I don’t want to see the NBC news footage, I don’t want to see videos of the event, I don’t want to get inside Cho Seung-Hui’s head and figure out why he did it. The images of his face are enough. Looking into his eyes I see the pain, the anger, the hurt, the utter hopelessness and I know there have been times when I have felt it too.
The cover of The Sydney Morning Herald today depicted passport type photographs of each of the victims placed over a picture of Cho Seung-Hui’s face in the background. The visual representation graphically showed how we view perpetrators and victims: the victims are innocent the perpetrator is guilty; the victims are human – they smile – the perpetrator is inhuman – his face is contorted with anger and hatred. Sure, the victims were killed while innocently going about their daily lives, while the perpetrator committed a terrible crime. I acknowledge all of this but still I wonder… what if we’re not all that different to Cho Seung-Hui? What if we all kill things we love every day maybe not with 30 bullets but with words, looks, actions and intentions.
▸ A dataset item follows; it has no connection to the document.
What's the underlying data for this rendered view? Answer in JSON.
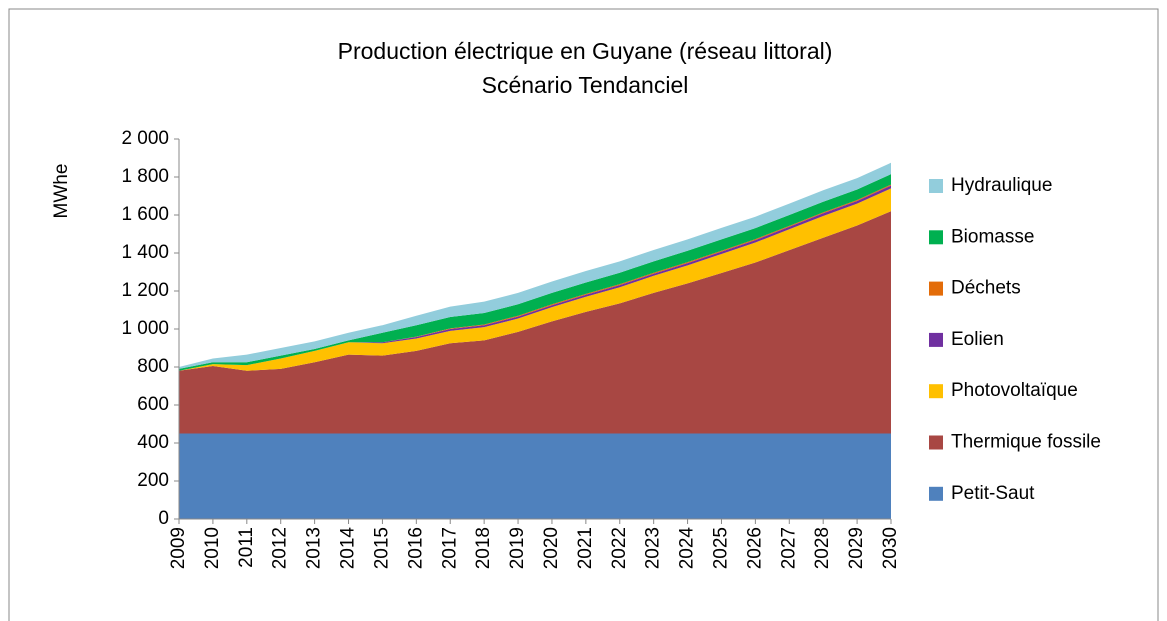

I think this is how God views us. Actually, I don’t think it, I’m pretty sure of it. We’re all closer to Cho Seung-Hui than we’d like to admit. After all the Bible tells us that we are responsible for Christ’s death…but fortunately we can be forgiven and escape the anguish of a lonely hurt filled existence. I know that my life has changed because I now know that God takes seriously the suffering we feel in this world. It was such a big deal to Him that He, in His goodness, stretched out His own arm to save us by subjecting His Son to a death that should have been ours. Through this God shows His amazing love for us – all of us.
I know we mourn and grieve and this is right – we should. But as we pray and grieve for the victims and their families, can’t we mourn for Cho Seung-Hui too? Can’t we pray that God have mercy on his tormented soul? As well as on ours?
This is not how life was meant to be.